Malheureusement, ces paramètres sont très souvent dépendants de la machine utilisée. Certaines machines hybrides (qui servent simultanément pour la radio panoramique et le CBCT) n’ont pas de capteur ou de source d’assez bonne qualité pour les examens à visée endodontique. Il est donc primordial de s’en informer avant prescription (par le chirurgien-dentiste ou le radiologue), au risque d’irradier le patient pour des données non exploitables. Les machines où le patient est en position assise offrent souvent des images de meilleure qualité en raison de l’immobilité du patient diminuant ainsi les flous [14].
Un rapport publié en juillet 2020 par l’Assurance maladie prévoit une plus forte régulation du recours au CBCT à partir de 2021 (en raison de la cotation sous les conditions de la CCAM) : 760 000 cotations CBCT à l’assurance maladie (LAQK027) ont été comptabilisées en 2018 pour un total de 55 millions d’euros dont près de 60 % réalisées par des chirurgiens-dentistes [1]. Le rapport note que le poids économique de l’acte a doublé entre 2015 et 2019. Les régulateurs prévoient donc de mieux contrôler la cotation de cet acte. Il convient donc à chacun et chacune de bien connaître ses obligations et conditions à la cotation du CBCT :
– obligation d’une formation spécifique à la réalisation du CBCT ;
– obligation d’un examen clinique préalable et d’une justification écrite de la réalisation du CBCT ;
– obligation de rédaction d’un compte rendu de l’analyse du CBCT (par le réalisateur du CBCT) contenant tous les éléments en rapport avec l’examen radiographique. Ce compte rendu a une valeur médico-légale.
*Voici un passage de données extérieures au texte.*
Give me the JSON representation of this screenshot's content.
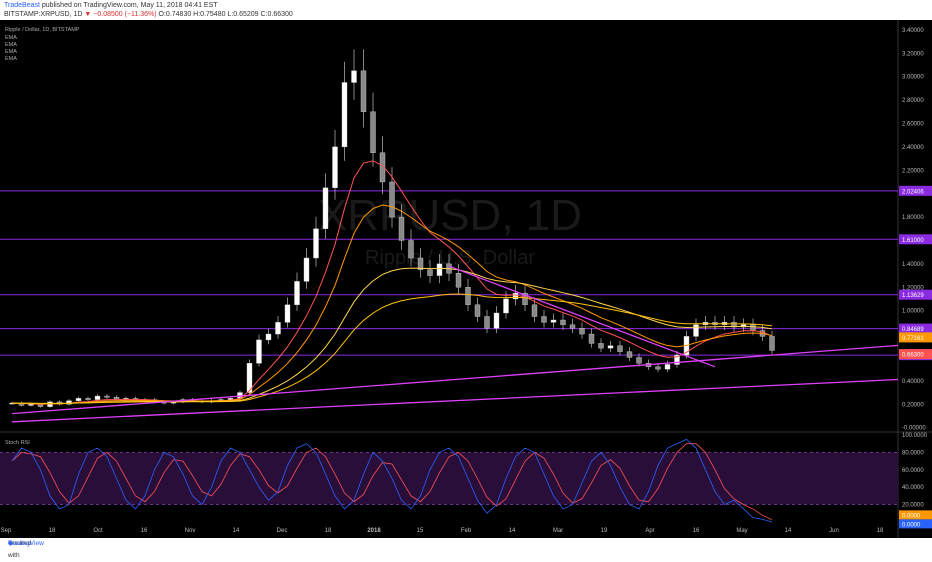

Les apports du CBCT sont aujourd’hui incontournables, à l’ère d’une dentisterie contemporaine précise, prédictible et micro-invasive. La maîtrise de cet outil requiert des compétences et des connaissances cliniques, médico-légales et numériques. La numérisation et le partage des données entre chirurgiens-dentistes (et radiologues) doit se faire conformément aux réglementations du RGPD (Règlement général de protection des données personnelles). Cette législation européenne, visant à sécuriser les données personnelles des patients (dont les examens radiographiques), est entrée en vigueur en 2018 [15]. De nouvelles plateformes devraient voir le jour permettant l’échange sécurisé entre professionnels de santé et avec les patients. De nombreux groupes travaillent également sur l’intelligence artificielle, dans le but de fournir une analyse plus rapide en temps réel de nombreux volumes de CBCT et d’assister les praticiens à l’établissement d’un diagnostic.
La technologie et la qualité des radiographies évoluent, les recommandations et les obligations aussi. Un traitement moins irradiant, plus net et précis n’est pas une raison valable pour une prescription plus fréquente. D’où la nécessité de connaître les règles en vigueur aux niveaux scientifique et médico-légal.
L’auteur déclare n’avoir aucun lien d’intérêts.